Samenvatting kennistoets leerpakket 6
Week 1:
WHO (world health organisation)= de organisatie die zich bezighoud met gezondheid
Gezondheidsindicatoren= vooral een maat voor het effect (outcome) van het gevoerde
beleid op vlak van leefstijl (gedragsindicatoren), gezondheidsrisico’s en gezondheid en
hebben betrekking op een of (vaak) meerdere preventiethema’s.

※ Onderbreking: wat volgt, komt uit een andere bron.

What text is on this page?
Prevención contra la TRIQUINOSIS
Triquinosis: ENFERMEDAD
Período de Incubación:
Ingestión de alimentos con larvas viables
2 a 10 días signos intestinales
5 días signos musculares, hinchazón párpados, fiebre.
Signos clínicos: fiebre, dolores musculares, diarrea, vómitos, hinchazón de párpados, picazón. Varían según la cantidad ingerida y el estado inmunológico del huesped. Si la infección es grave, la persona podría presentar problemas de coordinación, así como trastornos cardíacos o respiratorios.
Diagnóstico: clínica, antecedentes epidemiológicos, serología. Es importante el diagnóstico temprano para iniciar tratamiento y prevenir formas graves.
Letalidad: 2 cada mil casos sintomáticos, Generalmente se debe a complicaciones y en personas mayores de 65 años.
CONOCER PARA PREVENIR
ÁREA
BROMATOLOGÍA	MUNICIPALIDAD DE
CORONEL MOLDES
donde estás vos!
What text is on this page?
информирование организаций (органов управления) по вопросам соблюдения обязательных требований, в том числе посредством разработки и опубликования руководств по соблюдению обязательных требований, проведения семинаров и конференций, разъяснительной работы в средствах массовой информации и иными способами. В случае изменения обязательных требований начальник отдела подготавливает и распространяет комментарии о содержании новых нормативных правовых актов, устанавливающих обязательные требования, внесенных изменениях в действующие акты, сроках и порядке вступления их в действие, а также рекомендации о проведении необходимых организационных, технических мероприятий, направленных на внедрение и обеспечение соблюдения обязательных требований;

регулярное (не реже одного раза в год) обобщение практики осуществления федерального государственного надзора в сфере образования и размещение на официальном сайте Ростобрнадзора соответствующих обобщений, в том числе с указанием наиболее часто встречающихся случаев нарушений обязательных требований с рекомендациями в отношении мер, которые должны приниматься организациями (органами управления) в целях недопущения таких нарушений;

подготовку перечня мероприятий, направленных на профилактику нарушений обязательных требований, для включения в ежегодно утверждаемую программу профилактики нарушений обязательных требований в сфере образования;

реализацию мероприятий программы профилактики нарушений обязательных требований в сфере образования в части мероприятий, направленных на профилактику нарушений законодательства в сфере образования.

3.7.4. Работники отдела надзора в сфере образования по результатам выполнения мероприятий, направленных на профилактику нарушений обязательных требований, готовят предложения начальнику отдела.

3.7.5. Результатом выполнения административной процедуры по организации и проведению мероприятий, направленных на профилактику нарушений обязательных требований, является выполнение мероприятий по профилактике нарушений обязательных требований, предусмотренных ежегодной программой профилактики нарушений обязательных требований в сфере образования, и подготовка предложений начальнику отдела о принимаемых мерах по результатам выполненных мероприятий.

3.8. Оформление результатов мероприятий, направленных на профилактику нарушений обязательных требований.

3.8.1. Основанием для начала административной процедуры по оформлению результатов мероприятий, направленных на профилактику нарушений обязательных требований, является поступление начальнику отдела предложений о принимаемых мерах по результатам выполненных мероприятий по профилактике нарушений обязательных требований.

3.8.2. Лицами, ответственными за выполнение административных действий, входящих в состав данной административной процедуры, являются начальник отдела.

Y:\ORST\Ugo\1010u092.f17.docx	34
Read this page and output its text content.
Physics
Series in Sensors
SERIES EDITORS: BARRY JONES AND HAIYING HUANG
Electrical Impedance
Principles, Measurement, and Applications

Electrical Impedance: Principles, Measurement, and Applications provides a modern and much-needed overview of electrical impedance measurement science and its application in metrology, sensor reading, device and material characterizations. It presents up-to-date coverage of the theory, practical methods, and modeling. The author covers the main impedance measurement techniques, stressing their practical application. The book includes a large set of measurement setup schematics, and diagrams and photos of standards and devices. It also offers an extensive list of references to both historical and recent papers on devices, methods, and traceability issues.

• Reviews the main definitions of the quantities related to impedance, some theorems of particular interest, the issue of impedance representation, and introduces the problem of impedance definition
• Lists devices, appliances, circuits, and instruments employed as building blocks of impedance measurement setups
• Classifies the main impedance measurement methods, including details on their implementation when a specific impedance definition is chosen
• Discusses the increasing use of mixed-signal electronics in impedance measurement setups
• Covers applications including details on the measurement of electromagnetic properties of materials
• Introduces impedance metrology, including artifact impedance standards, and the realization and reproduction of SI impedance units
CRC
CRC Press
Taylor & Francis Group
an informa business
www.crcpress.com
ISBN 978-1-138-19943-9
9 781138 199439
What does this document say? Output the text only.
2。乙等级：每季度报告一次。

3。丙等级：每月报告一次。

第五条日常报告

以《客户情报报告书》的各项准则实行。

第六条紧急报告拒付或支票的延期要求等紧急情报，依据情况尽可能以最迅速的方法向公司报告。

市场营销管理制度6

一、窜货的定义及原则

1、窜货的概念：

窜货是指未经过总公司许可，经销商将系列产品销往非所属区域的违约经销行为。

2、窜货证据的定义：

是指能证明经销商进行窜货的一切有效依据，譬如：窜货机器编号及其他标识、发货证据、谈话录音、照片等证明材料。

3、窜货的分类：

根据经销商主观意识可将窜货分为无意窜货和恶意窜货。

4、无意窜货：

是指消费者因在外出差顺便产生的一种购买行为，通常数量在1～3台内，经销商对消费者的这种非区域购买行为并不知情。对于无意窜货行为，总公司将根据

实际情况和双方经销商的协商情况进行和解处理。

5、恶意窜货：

Gezondheidsindicatoren geven aan welke gezondheidsproblemen veelvuldig voorkomen en
welke gezondheidsproblemen leiden tot hoge sterfte of ziekten.
Voor verpleegkundigen is inzicht in de gezondheidstoestand van de bevolking nodig als basis
voor zowel preventie als gerichte zorgverlening.
Om te bepalen of we doelen moeten behalen en welke dit dan moeten zijn worden de
gezondheidsindicatoren gebruikt.
Veel voorkomende gezondheidsindicatoren:
Mortaliteit = geeft het percentage personen weer dat sterft aan een bepaalde
aandoening gedurende een bepaalde tijdseenheid.
Levensverwachting; het aantal verwachte levensjaren gemeten vanaf de geboorte.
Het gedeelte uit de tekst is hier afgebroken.